If you do decide to go with D.C. Jacobson, please don't give them any money. That's not the way the author/agent process works. The agent gets paid when you do. Usually they take 15% of what the publisher pays you. An agent that believes in your work will edit you as part of that 15%.

Good luck!

dundermiffflin
01-21-2011, 11:35 PM
Ok thanks for the tips.


Nope, not implying anything. Not my genre so I'm not the best person to ask. You might want to try querytracker.net and search for agents using "Christian" as a source and double check with agentquery.com on what they're looking for. Also you may want to see if David Cook accepts unsoliciatated manuscripts. That way you could just submit to them yourself.

If you do decide to go with D.C. Jacobson, please don't give them any money. That's not the way the author/agent process works. The agent gets paid when you do. Usually they take 15% of what the publisher pays you. An agent that believes in your work will edit you as part of that 15%.

Good luck!

CAWriter
01-24-2011, 10:56 AM
Yeah I am not sure of any of the details? Are you implying they should not be trusted? If so, do you have a good alternative agent to pitch to? (Christian Non-Fiction) Thanks!
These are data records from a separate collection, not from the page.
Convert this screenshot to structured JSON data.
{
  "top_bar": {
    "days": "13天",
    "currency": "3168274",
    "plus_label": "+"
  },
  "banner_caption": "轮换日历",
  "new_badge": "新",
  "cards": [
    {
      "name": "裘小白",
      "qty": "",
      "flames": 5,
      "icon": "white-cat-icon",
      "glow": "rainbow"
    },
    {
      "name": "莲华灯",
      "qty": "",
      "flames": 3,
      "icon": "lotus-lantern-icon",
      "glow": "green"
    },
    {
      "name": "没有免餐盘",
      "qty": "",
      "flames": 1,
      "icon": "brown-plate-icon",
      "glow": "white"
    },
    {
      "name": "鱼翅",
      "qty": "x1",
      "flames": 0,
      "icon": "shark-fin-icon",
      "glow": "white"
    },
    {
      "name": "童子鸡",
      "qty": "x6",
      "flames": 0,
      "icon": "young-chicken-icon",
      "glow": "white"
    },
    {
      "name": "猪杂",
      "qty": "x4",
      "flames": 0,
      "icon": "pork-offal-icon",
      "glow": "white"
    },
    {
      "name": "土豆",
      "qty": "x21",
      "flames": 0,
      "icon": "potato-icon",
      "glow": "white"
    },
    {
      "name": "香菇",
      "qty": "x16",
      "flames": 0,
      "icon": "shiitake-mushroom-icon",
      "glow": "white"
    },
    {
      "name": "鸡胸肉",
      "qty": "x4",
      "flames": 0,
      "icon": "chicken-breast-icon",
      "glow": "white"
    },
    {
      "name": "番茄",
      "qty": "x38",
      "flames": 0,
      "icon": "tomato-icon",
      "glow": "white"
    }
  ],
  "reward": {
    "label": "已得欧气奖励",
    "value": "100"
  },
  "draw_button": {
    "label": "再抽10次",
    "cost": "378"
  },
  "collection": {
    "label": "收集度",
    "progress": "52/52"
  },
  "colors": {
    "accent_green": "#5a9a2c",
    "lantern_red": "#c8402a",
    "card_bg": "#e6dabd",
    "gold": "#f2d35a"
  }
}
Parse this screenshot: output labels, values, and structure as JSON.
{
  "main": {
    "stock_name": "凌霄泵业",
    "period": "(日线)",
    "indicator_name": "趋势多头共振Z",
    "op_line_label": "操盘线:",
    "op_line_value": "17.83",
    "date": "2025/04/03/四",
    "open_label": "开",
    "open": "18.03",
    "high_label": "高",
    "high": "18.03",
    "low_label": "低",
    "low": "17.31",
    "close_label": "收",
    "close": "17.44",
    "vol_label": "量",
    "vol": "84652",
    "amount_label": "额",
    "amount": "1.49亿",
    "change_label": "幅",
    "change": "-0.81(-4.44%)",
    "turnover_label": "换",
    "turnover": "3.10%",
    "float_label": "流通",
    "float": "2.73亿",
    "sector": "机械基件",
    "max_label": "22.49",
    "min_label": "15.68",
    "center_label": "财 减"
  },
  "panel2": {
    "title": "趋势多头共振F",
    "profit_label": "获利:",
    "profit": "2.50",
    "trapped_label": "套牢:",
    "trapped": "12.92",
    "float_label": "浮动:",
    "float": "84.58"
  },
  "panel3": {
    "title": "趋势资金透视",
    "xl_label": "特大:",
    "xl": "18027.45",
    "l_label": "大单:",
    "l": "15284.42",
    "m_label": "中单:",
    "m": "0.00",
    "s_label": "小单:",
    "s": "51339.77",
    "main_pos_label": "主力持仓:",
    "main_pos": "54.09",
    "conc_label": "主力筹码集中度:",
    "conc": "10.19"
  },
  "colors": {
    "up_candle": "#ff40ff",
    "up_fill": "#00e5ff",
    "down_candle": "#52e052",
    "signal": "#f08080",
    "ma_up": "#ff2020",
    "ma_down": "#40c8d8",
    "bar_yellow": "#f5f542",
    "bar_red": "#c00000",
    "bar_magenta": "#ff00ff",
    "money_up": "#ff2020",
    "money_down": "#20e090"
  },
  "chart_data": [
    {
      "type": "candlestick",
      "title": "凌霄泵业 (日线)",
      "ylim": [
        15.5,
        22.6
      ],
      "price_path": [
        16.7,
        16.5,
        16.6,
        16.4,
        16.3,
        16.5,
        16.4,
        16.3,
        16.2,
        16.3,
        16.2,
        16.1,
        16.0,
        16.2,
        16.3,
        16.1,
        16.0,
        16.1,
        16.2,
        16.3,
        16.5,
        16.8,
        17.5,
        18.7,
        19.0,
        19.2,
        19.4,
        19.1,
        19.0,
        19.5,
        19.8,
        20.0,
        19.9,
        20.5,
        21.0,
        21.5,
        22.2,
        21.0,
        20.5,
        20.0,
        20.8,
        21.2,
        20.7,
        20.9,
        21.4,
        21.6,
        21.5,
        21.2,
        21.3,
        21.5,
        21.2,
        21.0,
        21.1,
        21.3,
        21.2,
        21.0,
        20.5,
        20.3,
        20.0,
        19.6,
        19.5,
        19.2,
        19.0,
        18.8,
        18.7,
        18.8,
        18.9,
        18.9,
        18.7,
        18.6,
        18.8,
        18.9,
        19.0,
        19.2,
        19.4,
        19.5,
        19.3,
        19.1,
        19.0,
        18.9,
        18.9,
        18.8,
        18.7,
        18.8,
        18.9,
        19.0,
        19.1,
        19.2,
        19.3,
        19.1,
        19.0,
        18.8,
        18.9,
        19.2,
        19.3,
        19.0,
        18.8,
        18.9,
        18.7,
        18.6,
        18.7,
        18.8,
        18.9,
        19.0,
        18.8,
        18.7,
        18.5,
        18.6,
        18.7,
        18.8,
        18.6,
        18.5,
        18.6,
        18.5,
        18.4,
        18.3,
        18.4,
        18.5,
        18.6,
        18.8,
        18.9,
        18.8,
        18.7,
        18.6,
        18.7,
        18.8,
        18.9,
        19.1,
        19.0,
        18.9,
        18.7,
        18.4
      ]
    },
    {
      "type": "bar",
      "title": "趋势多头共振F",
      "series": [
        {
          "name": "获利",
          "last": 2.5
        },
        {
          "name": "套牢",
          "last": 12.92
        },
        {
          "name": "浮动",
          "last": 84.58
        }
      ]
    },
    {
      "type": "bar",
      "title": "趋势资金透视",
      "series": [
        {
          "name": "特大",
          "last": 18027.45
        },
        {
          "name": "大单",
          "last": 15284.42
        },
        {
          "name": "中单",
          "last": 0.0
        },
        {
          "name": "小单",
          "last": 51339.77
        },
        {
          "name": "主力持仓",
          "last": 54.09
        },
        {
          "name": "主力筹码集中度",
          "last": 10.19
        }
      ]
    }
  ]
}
David C Cook is a long-established Christian publisher, not at all related to DC Jacobsen. A friend of mine was with Jacobsen for her first book. They didn't agree on her career path after that so she went elsewhere, but they do get legitimate deals.

There are a large number of other agents to query with Christian non-fiction. WordServe Literary, Books and Such (each has multiple agents you'd want to look at to see who would be the best match for you).

You might want to get a copy of The Christian Writer's Market Guide by Sally Stuart. It will be the best source of information in one location that you can get. The new edition just came out.

dundermiffflin
01-24-2011, 08:28 PM
Great thank you.


David C Cook is a long-established Christian publisher, not at all related to DC Jacobsen. A friend of mine was with Jacobsen for her first book. They didn't agree on her career path after that so she went elsewhere, but they do get legitimate deals.

There are a large number of other agents to query with Christian non-fiction. WordServe Literary, Books and Such (each has multiple agents you'd want to look at to see who would be the best match for you).

You might want to get a copy of The Christian Writer's Market Guide by Sally Stuart. It will be the best source of information in one location that you can get. The new edition just came out.